Hilltown heavyweight Catherine McClusky was one of Dundee’s foremost female bruisers.
Quick with her tongue and temper, her fists packed a punch befitting her unwieldy girth.
Catherine brawled her way through Dundee’s streets claiming knockout after knockout against city men.
She stacked up convictions but the patience of the law gave way in 1883.
On Sunday November 24 1882 she faced down police when they tried to arrest her friend Brendan Murphy on Ann Street.
As Constables William Japp and James Small tried to cuff Murphy, Catherine waded in with knucklesflying.
She laid punches on both officers before they got the upper hand and carted her off to Bell Street.
In court, Catherine further admitted thumping a man on James Street in February 1883 and attacking two police officers. She was jailed for six months.
The term female bruiser would have been familiar to readers of The Courier in the 19th Century. It was applied to a legion of pugilists who showed no respect for the gender expectations of the time.
Even as late as 1904, female bruisers were making headlines in Dundee. Two battlers drew a massive crowd to South Lindsay Street on a Saturday night in May that year.
One was large and powerful and the other wiry and nimble. It was a mismatch of a contest and attracted an audience of hundreds.
When the smaller woman started to take a pasting, a shoemaker called William White of Perth Road rushed to her aid and seized the big woman.
That was a big mistake as our report of the time stated: “White, however, found he had caught a tartar.
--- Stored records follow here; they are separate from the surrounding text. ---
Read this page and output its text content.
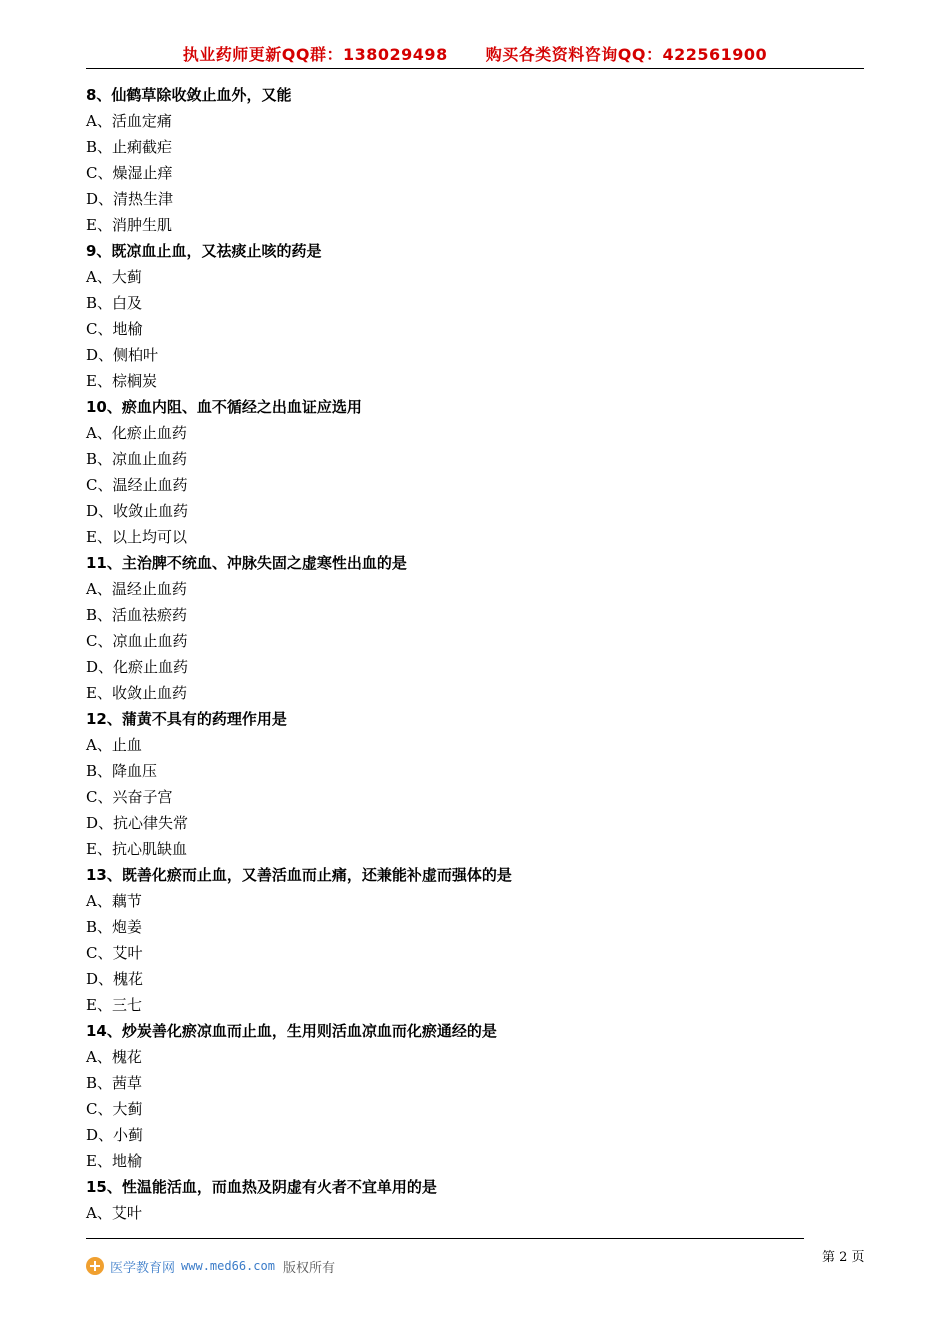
执业药师更新QQ群：138029498 购买各类资料咨询QQ：422561900
8、仙鹤草除收敛止血外，又能
A、活血定痛
B、止痢截疟
C、燥湿止痒
D、清热生津
E、消肿生肌
9、既凉血止血，又祛痰止咳的药是
A、大蓟
B、白及
C、地榆
D、侧柏叶
E、棕榈炭
10、瘀血内阻、血不循经之出血证应选用
A、化瘀止血药
B、凉血止血药
C、温经止血药
D、收敛止血药
E、以上均可以
11、主治脾不统血、冲脉失固之虚寒性出血的是
A、温经止血药
B、活血祛瘀药
C、凉血止血药
D、化瘀止血药
E、收敛止血药
12、蒲黄不具有的药理作用是
A、止血
B、降血压
C、兴奋子宫
D、抗心律失常
E、抗心肌缺血
13、既善化瘀而止血，又善活血而止痛，还兼能补虚而强体的是
A、藕节
B、炮姜
C、艾叶
D、槐花
E、三七
14、炒炭善化瘀凉血而止血，生用则活血凉血而化瘀通经的是
A、槐花
B、茜草
C、大蓟
D、小蓟
E、地榆
15、性温能活血，而血热及阴虚有火者不宜单用的是
A、艾叶
医学教育网 www.med66.com 版权所有
第 2 页
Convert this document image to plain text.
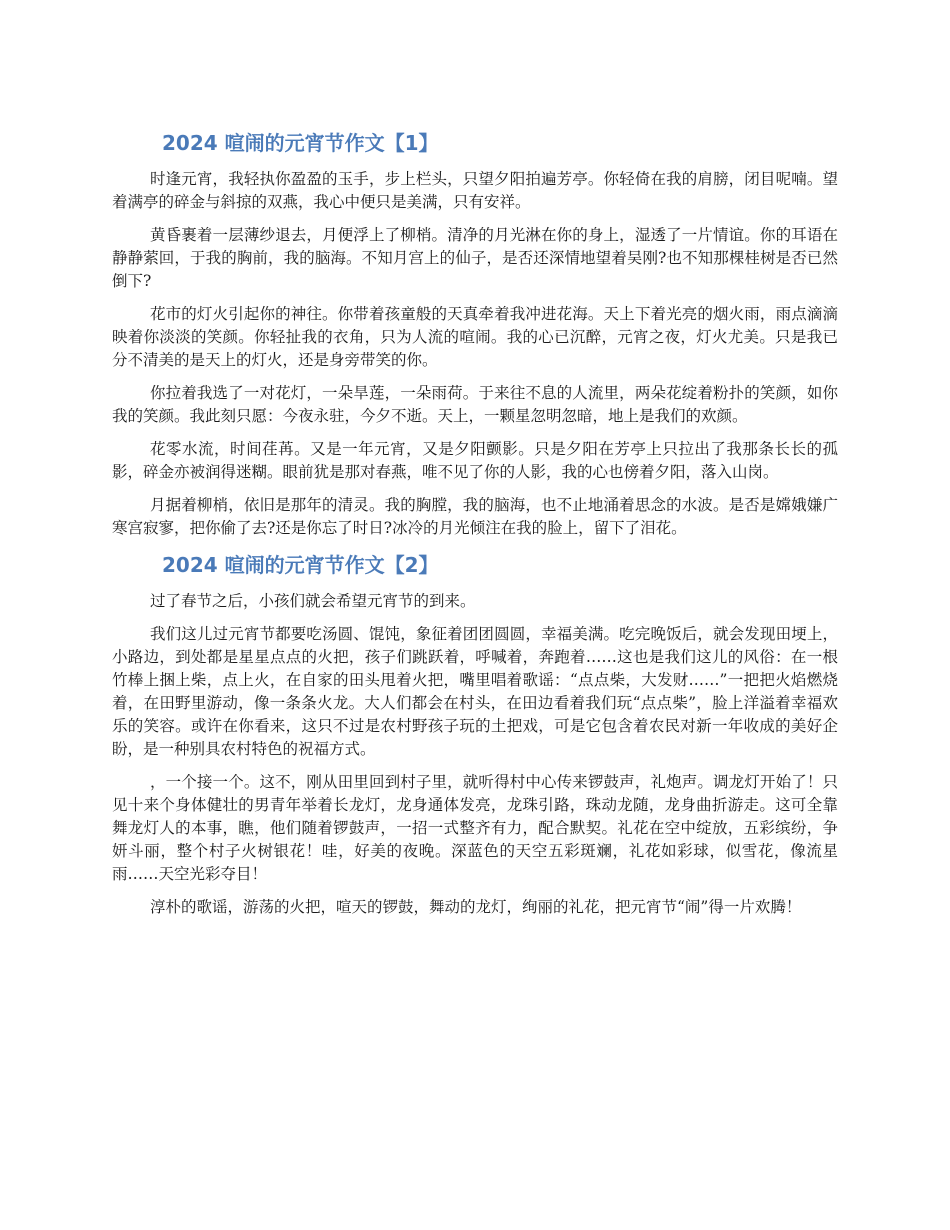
2024 喧闹的元宵节作文【1】

时逢元宵，我轻执你盈盈的玉手，步上栏头，只望夕阳拍遍芳亭。你轻倚在我的肩膀，闭目呢喃。望着满亭的碎金与斜掠的双燕，我心中便只是美满，只有安祥。

黄昏裹着一层薄纱退去，月便浮上了柳梢。清净的月光淋在你的身上，湿透了一片情谊。你的耳语在静静萦回，于我的胸前，我的脑海。不知月宫上的仙子，是否还深情地望着吴刚?也不知那棵桂树是否已然倒下?

花市的灯火引起你的神往。你带着孩童般的天真牵着我冲进花海。天上下着光亮的烟火雨，雨点滴滴映着你淡淡的笑颜。你轻扯我的衣角，只为人流的喧闹。我的心已沉醉，元宵之夜，灯火尤美。只是我已分不清美的是天上的灯火，还是身旁带笑的你。

你拉着我选了一对花灯，一朵旱莲，一朵雨荷。于来往不息的人流里，两朵花绽着粉扑的笑颜，如你我的笑颜。我此刻只愿：今夜永驻，今夕不逝。天上，一颗星忽明忽暗，地上是我们的欢颜。

花零水流，时间荏苒。又是一年元宵，又是夕阳颤影。只是夕阳在芳亭上只拉出了我那条长长的孤影，碎金亦被润得迷糊。眼前犹是那对春燕，唯不见了你的人影，我的心也傍着夕阳，落入山岗。

月据着柳梢，依旧是那年的清灵。我的胸膛，我的脑海，也不止地涌着思念的水波。是否是嫦娥嫌广寒宫寂寥，把你偷了去?还是你忘了时日?冰冷的月光倾注在我的脸上，留下了泪花。

2024 喧闹的元宵节作文【2】

过了春节之后，小孩们就会希望元宵节的到来。

我们这儿过元宵节都要吃汤圆、馄饨，象征着团团圆圆，幸福美满。吃完晚饭后，就会发现田埂上，小路边，到处都是星星点点的火把，孩子们跳跃着，呼喊着，奔跑着……这也是我们这儿的风俗：在一根竹棒上捆上柴，点上火，在自家的田头甩着火把，嘴里唱着歌谣：“点点柴，大发财……”一把把火焰燃烧着，在田野里游动，像一条条火龙。大人们都会在村头，在田边看着我们玩“点点柴”，脸上洋溢着幸福欢乐的笑容。或许在你看来，这只不过是农村野孩子玩的土把戏，可是它包含着农民对新一年收成的美好企盼，是一种别具农村特色的祝福方式。

，一个接一个。这不，刚从田里回到村子里，就听得村中心传来锣鼓声，礼炮声。调龙灯开始了！只见十来个身体健壮的男青年举着长龙灯，龙身通体发亮，龙珠引路，珠动龙随，龙身曲折游走。这可全靠舞龙灯人的本事，瞧，他们随着锣鼓声，一招一式整齐有力，配合默契。礼花在空中绽放，五彩缤纷，争妍斗丽，整个村子火树银花！哇，好美的夜晚。深蓝色的天空五彩斑斓，礼花如彩球，似雪花，像流星雨……天空光彩夺目！

淳朴的歌谣，游荡的火把，喧天的锣鼓，舞动的龙灯，绚丽的礼花，把元宵节“闹”得一片欢腾！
The lady pugilist butted at him like a ram.”
A painter called Krachan, who thought White was attacking the woman, dealt him a swift blow.
When police closed in, the big woman managed to escape but the wiry bruiser, Sarah Donnelly, was caught. Krachan, of Union Street, Maxwelltown, was arrested and fined 15 shillings in court on the Monday morning. There is no record of a fine for Donnelly.